At the core of the programme, and the reason for its continuing interest, is an extended interview with Bawden that took place inside his house at 2 Park Lane in Saffron Walden, his home since the move from Great Bardfield in 1970. It’s this location which makes the programme such a perfect fit for the Fry Art Gallery’s current exhibition Edward Bawden At Home: a working life, where a copy is available to view (it has also been posted on-line, here, by the ‘Inexpensive Progress’ blog). The show makes it possible to move from the filmed scene of ‘The Pagoda’ on Bawden’s wall to looking at the same work in the Gallery.

The documentary is not without its faults. Attempts to match Bawden’s wit miss the mark: playing the sound of a horn at the mention of London Transport isn’t a joke worth making. On occasion the programme lazily plays to the idea of Bawden as a generic English eccentric, rather than tackling the more difficult job of locating his very particular eccentricity.

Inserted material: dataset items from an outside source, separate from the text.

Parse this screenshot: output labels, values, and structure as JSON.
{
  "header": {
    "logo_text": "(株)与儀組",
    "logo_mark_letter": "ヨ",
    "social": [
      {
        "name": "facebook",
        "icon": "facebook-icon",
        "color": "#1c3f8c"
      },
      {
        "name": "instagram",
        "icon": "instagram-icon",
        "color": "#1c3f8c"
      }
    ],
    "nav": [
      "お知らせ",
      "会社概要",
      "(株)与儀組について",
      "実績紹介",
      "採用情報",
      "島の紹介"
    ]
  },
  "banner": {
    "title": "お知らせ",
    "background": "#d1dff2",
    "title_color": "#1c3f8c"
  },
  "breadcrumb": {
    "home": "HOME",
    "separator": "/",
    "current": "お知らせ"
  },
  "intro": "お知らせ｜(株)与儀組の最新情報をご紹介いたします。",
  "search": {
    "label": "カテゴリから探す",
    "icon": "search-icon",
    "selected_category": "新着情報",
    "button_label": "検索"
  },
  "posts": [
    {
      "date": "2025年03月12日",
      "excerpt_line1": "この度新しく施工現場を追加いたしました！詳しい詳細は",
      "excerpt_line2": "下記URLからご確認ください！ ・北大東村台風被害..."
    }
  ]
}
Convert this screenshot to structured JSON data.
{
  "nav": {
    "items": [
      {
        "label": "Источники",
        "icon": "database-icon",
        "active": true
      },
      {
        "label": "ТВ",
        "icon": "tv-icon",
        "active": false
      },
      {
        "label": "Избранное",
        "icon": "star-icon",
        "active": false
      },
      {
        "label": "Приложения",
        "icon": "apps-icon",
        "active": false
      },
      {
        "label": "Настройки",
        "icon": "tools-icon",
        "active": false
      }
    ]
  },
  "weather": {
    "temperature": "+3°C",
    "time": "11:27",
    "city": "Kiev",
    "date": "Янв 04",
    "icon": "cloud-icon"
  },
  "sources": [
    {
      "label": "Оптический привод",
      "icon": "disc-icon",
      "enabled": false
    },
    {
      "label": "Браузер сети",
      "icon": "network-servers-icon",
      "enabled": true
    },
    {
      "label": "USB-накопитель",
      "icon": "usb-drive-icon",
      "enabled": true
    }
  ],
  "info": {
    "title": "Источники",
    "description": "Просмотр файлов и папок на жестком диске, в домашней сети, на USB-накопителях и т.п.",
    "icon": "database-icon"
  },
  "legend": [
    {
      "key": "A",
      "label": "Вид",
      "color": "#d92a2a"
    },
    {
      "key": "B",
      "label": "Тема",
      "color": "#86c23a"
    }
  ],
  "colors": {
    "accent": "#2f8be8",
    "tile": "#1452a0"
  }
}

The interview, however, makes it worthwhile. Bawden wasn’t prone to indulging in autobiography and this is a rare reminiscence from the artist, relaxed and at home at the age of eighty. The subject of ‘A Sense of Order’ was very much a man who observed the world and engaged on his own terms. The older Bawden in ‘About Britain’, while not exactly giving himself away, does, perhaps, risk a little more.

He has a tremendous memory for earlier slights, however distant: he can name the headmaster who treated him unjustly at school. On the other hand, he shows an undisguised pride in honours received. Asked about his CBE he slips in mention of his appointment as a Royal Academician; such things are a surprise but not, he seems to imply, undeserved.

At other times the shutters come down and discussion ended. This tendency is strongest in discussion of the war. Asked about his experience being torpedoed on RMS Laconia he responds that it was ‘my first and only experience of being on a sinking boat’. And that’s that.

Edward Bawden – Illustrations for Morte D’Arthur (linocut)

The programme’s most surprising moment is at its end. Shortly before filming, Bawden had completed his illustrations for the Folio Society’s edition of Malory’s Morte D’Arthur and, as some of his most recent work, he discusses the project and the book. He makes a careful distinction between the witty, the comic and the sardonic, noting that the violent humour of the Morte D’Arthur is definitely sardonic. A little later, and as a kind of concluding statement, he notes how his working life was formed against the cultural background of the 1930s. Since then, he says, the world has become ‘more and more idiotic … rushing into disaster’ so that ‘like myself it faces oblivion’. It’s a devastating cultural and political statement – but all delivered with a smile that is definitely sardonic.